Replacing .pyc files with LLVM bitcode
From Talin's email:
Module structure
An LLVM module is the basic compilation unit. If we weren't planning on exporting compiled code to disk, I'd say put everything into a single module. Otherwise, I think a 1:1 correspondence from Python module to LLVM module would work.
In addition to per-module optimized bitcode, we'll also want to allow cross-module optimizations. This could go in init.pyc files for package-level optimized code, or in the main module's .pyc file.
Non-executable metadata
Another issue is how to store the non-executable metadata along with the generated IR. There are 3 options:
- Store the metadata as global constants or initialized global variables declared in the module file. In other words, create an IR representation of every metadata property and store it in the LLVM module. You can then use the LLVM BitCodeReader/Writer classes to read in the module.

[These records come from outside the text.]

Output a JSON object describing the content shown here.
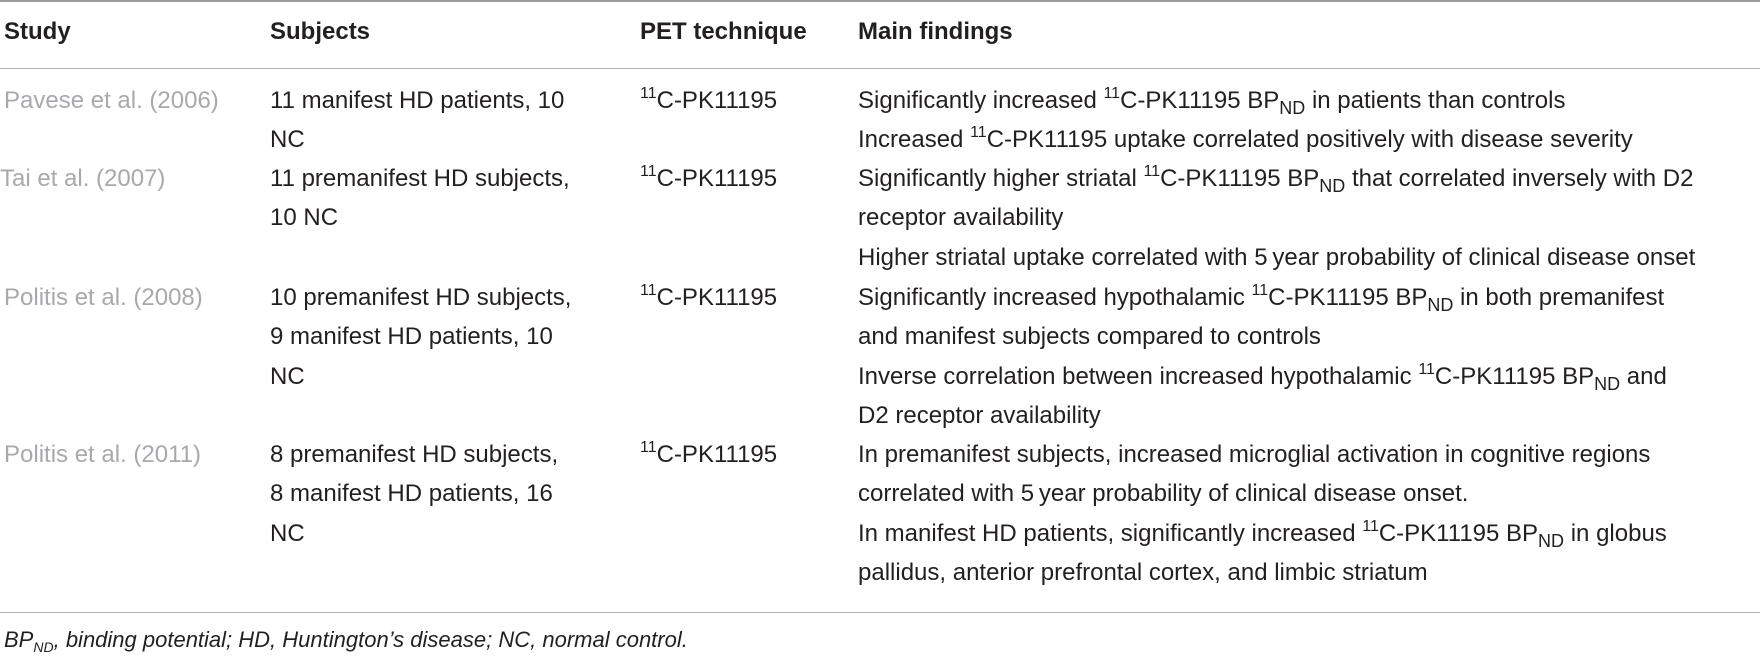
{
  "headers": {
    "study": "Study",
    "subjects": "Subjects",
    "pet": "PET technique",
    "findings": "Main findings"
  },
  "common": {
    "sup11": "11",
    "tracer": "C-PK11195",
    "bp": "BP",
    "nd": "ND"
  },
  "rows": [
    {
      "study": "Pavese et al. (2006)",
      "subjects": [
        "11 manifest HD patients, 10",
        "NC"
      ],
      "f1_a": "Significantly increased ",
      "f1_b": " in patients than controls",
      "f2_a": "Increased ",
      "f2_b": " uptake correlated positively with disease severity"
    },
    {
      "study": "Tai et al. (2007)",
      "subjects": [
        "11 premanifest HD subjects,",
        "10 NC"
      ],
      "f1_a": "Significantly higher striatal ",
      "f1_b": " that correlated inversely with D2",
      "f1_c": "receptor availability",
      "f2": "Higher striatal uptake correlated with 5 year probability of clinical disease onset"
    },
    {
      "study": "Politis et al. (2008)",
      "subjects": [
        "10 premanifest HD subjects,",
        "9 manifest HD patients, 10",
        "NC"
      ],
      "f1_a": "Significantly increased hypothalamic ",
      "f1_b": " in both premanifest",
      "f1_c": "and manifest subjects compared to controls",
      "f2_a": "Inverse correlation between increased hypothalamic ",
      "f2_b": " and",
      "f2_c": "D2 receptor availability"
    },
    {
      "study": "Politis et al. (2011)",
      "subjects": [
        "8 premanifest HD subjects,",
        "8 manifest HD patients, 16",
        "NC"
      ],
      "f1_a": "In premanifest subjects, increased microglial activation in cognitive regions",
      "f1_b": "correlated with 5 year probability of clinical disease onset.",
      "f2_a": "In manifest HD patients, significantly increased ",
      "f2_b": " in globus",
      "f2_c": "pallidus, anterior prefrontal cortex, and limbic striatum"
    }
  ],
  "footnote": {
    "bp": "BP",
    "nd": "ND",
    "text": ", binding potential; HD, Huntington’s disease; NC, normal control."
  }
}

The drawback of this approach is that building up data structures in IR can be rather tedious, especially as each value has to be marshalled into an IR datatype. It can be considerably easier if there is some data-driven way to do the translation between the in-memory format of the metadata and the IR format.
- Embed the bitcode within a larger file that contains the metadata. In other words, you serialize your own metadata using whatever format you like, and somewhere inside the file there's a big binary blob representing the LLVM module. You subclass one of the LLVM stream classes and hook up a BitCodeReader/Writer to read that blob.
Looks like http://llvm.org/docs/BitCodeFormat.html#wrapper describes how to do this.
- Store the metadata and the bitcode as separate files with different extensions. This is probably the easiest to implement, but requires that you have two generated files for each source file.